The ongoing threat of god, waiting to punish you. Watching you safely upon a shelf of clouds, a veil of invisibility hiding his grimacing smile, reminds me so much of how it feels to have religious PTSD; reoccurring trauma, poking at you, over and over, is not an uncommon comparison when examining the pervasiveness of fundamental theology. When a place, posing as sacred, is committed to having you question everything natural about you, is traumatizing. A scheduled heap of doubt, waiting for you every Sunday, to join the pile.
When you're young, you take the threat of hell literally and far past theatrics. When you're a person, collecting events that will someday experience themselves as reoccurring trauma episodes, then witnessing the terribly consistent cycle of your worst nightmares, being felt in your body, over and over, can feel a lot like a stubborn cult, unwilling to let you and your light go. No matter how much you don't want them back; god always finding a new, cruel way into the creaking floorboards at night. The sweat you produce, when caught in a lie.

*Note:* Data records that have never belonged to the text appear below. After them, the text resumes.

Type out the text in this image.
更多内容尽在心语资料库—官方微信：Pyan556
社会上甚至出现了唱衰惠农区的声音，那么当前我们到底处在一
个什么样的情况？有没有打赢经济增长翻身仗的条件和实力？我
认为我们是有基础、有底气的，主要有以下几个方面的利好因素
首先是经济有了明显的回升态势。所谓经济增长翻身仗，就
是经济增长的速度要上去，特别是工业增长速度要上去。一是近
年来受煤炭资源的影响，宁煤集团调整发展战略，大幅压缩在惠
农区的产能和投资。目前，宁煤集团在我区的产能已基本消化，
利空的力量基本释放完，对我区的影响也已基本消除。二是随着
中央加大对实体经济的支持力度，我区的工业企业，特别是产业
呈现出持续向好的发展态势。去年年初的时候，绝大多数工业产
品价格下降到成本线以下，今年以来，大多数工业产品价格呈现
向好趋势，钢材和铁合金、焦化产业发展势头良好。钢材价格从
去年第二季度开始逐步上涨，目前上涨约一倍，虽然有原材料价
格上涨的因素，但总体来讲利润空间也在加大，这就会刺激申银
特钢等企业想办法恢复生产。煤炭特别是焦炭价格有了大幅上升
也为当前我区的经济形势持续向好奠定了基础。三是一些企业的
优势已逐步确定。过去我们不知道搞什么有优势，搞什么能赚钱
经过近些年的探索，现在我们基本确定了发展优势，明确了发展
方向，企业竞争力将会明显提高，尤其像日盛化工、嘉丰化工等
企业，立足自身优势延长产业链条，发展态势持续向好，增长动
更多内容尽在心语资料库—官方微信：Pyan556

The way Leanne can manipulate death has nothing to do with her obedience, resilience, or disobedience against her maker and I really, really appreciate the direction season three has taken Leanne, such as starting to lead her own cult. Would it be nice if Leanne didn't have to copy the system that oppressed her? Absolutely. But truthfully, I think it's a great start to wherever the show decides to go next. And It's been obvious, since the beginning, that the writers are respectful of Leanne's religious PTSD and I don't see them keeping her in this leadership position for long. Given that different forms of rebellion, easily await her.